A seguir, a denúncia, cada vez mais submersa em um espectro de infantilidade boçal, diz respeito aos hinos da bateria. É algo absurdo que haja xingamentos entre torcidas, ou hinos com palavrões! Para o autor, as baterias universitárias deveriam decorar e propalar em canto e verso a abertura dos ursinhos carinhosos! Cômico, para não dizer risível. Se infelizmente o autor não tem orgulho de sua formação, não teve garra nem orgulho para, durante sua graduação, defender a instituição que lhe viabilizou os estudos, o diplomou, e hoje em dia é uma das principais razões para ele exercer seu "jornalismo" e ter seu ganha pão, nada posso fazer. Por mais, o patrulhamento do politicamente correto tem procurado os lugares mais inusitados para brandir suas bandeiras -- jogos e hinos universitários. Trata-se da versão esclerosada da tia reclamona, que briga com seu marido, seu Jorge, ao se dirigir a respeitável mãe do juiz que apita o dérbi Palmeiras e Corinthians. Imagine ssa cena aplicada ao contexto dos acirradícimos jogos universitários! São uns hooligans, esses universitários! Com seus hinos que ofendem a moral e a história dos campi adversários, certamente alguém sairá de lá, se não para a enfermaria por desidratação de tanto chorar,  para a sessão com psicólogo para tratar dos transtornos de auto-estima oriundos dessas agressões ! Alguém tem que banir esses hinos, as torcidas, e daqui a pouco, por que não?, essa prática agressiva e machista dos esportes!


Outro ponto esquecido, talvez propositalmente, pelo autor, tão observador, é o fato de que no referido manual, não são exclusivamente os ingressantes a serem "ofendidos". Como podemos perceber abaixo, há uma série de "associações" que procuram "zuar" seus membros.

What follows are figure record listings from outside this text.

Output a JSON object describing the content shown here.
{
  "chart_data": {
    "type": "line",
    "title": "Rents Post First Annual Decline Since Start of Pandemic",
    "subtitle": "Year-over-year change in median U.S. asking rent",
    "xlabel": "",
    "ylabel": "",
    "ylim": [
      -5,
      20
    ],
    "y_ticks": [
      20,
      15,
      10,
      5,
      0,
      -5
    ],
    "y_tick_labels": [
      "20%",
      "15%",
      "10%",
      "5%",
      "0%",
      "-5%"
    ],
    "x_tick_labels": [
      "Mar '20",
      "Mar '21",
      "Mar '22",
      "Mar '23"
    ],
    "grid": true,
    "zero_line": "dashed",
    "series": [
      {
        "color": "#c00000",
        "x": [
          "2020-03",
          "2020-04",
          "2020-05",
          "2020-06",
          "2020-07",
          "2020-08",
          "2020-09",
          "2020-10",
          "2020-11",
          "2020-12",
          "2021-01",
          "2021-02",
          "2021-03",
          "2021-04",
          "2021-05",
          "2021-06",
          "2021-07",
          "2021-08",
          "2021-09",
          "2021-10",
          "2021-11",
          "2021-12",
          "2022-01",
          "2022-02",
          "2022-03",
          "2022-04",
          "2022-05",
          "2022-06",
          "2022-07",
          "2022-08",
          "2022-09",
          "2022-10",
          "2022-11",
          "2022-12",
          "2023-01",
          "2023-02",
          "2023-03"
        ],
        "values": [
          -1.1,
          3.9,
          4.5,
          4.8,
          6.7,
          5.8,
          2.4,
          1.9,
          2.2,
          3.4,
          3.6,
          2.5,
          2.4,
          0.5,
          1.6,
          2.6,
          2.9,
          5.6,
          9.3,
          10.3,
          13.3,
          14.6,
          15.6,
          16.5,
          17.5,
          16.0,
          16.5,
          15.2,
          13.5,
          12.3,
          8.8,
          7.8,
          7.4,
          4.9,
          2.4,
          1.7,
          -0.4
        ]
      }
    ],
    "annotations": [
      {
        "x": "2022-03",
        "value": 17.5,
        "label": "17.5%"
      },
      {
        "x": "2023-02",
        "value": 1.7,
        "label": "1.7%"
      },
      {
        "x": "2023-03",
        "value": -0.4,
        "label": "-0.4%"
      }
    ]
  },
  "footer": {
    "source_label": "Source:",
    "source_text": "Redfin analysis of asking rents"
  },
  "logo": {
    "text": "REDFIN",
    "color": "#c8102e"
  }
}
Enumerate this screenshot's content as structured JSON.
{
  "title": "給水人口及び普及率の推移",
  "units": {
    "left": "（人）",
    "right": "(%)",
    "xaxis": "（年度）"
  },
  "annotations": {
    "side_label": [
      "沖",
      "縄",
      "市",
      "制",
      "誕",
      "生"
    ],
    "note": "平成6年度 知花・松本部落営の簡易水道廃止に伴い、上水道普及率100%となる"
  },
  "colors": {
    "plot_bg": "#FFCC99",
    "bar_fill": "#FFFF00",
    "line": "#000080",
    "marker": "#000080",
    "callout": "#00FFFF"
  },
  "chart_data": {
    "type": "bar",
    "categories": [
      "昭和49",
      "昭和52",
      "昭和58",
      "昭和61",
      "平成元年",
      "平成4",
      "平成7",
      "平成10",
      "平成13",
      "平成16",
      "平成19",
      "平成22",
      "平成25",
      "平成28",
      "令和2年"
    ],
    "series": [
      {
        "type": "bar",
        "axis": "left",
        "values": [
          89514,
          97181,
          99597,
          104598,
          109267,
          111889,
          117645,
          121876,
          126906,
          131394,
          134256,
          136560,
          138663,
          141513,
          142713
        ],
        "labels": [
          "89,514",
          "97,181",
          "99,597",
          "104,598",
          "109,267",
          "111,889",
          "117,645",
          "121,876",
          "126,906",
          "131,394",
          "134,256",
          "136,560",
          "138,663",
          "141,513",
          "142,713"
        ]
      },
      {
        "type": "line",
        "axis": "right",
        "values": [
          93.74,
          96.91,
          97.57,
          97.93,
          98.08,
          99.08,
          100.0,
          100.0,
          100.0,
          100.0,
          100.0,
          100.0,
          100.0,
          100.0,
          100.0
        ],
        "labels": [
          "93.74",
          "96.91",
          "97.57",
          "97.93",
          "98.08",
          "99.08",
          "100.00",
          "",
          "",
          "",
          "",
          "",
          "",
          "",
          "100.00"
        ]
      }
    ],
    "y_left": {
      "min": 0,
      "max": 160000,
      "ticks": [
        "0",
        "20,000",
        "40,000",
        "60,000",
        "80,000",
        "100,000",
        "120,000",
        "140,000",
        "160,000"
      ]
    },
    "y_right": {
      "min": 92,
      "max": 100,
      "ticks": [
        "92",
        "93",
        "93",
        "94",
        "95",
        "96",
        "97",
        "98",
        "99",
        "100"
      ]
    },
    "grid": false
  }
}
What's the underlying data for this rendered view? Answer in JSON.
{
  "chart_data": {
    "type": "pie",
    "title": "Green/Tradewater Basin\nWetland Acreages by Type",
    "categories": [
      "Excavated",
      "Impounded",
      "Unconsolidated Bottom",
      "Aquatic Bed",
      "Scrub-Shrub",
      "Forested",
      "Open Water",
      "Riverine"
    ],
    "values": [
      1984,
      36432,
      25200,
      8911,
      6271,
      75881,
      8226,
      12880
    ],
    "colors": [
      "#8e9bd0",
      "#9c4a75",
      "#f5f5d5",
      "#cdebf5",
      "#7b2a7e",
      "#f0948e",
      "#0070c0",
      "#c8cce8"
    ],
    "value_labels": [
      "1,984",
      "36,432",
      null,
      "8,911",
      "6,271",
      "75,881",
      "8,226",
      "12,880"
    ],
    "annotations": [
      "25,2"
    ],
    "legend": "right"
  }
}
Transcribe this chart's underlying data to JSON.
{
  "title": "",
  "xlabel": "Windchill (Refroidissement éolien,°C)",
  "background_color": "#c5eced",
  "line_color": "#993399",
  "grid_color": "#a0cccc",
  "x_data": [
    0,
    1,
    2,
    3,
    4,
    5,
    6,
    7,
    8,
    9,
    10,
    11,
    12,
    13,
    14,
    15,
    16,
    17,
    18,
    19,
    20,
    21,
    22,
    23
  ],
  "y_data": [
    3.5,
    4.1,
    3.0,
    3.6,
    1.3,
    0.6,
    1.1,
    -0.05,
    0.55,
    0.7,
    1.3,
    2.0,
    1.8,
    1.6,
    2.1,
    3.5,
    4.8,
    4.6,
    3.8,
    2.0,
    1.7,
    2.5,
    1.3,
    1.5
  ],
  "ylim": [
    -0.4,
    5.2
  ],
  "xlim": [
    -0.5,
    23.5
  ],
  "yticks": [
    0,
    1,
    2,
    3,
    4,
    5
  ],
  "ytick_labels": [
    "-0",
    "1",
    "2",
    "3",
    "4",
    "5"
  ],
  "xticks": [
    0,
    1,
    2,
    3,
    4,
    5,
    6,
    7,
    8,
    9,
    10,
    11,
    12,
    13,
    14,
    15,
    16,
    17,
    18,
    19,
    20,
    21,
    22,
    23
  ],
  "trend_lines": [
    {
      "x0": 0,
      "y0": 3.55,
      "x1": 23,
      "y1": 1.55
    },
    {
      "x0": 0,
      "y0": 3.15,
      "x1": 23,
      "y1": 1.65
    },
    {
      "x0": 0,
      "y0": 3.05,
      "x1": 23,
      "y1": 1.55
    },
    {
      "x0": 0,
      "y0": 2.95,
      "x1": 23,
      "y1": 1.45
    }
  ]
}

Associação dos pegadores de Baranga "Luiz de Queiroz". Associação dos Inimigos da moda "Luiz de Queiroz". Não há nenhum ingressante nessas associações, apenas veteranos que acham isso, no máximo, engraçado. Por vezes pedem para a elas se "associarem". Embora o grande sociólogo Antônio Almeida seja sempre oni-e-clarividente em seus apontamentos, faltou-lhe, para compor mais esse apontamento, frieza (ou talvez tempo, tendo em vita que ele faz tantos). O que podemos concluir do que foi relatado acima? Que o manual não tem por objetivo humilhar ou reduzir os ingressantes, como apontado, mas sim sacanear, produzir humor, fazer rir, abordar com graça o espetáculo da vida esalqueana, onde sem dúvida, o bixo é o centro das atenções. Dos crimes contra a moral, o mais punitivo, o de calúnia, exclui-se na presença do animus jocandi -- "Não há crime de calúnia quando o sujeito pratica o fato com ânimo diverso, como ocorre nas hipóteses de animus narrandi, criticandi, defendendi, retorquendi, corrigendi e jocandi" (STJ - Ação Penal - Rel. Bueno de Souza) -- isto é, com ânimo de fazer uma mera brincadeira. Mas ainda é absurdo que se possa haver uma publicação de aquisição voluntária contando uma série de brincadeiras e apelidos com ânimo de produzir humor sobre um grupo múltiplo e heterogêneo! É o fim dos tempos! Liguem para a polícia! Liguem para o Batman! Liguem também para os ursinhos carinhosos!

Atente-se que no manual também há bastante conteúdo informativo sobre a história centenária da Escola e suas instituições, seus times da Associação Atlética, sobre os grupos de estágio e extensão, etc... Como o jornalista não alardeou esse disparate? Como ainda se permite que se escrevam esses absurdos?! Maldito manual opressor! 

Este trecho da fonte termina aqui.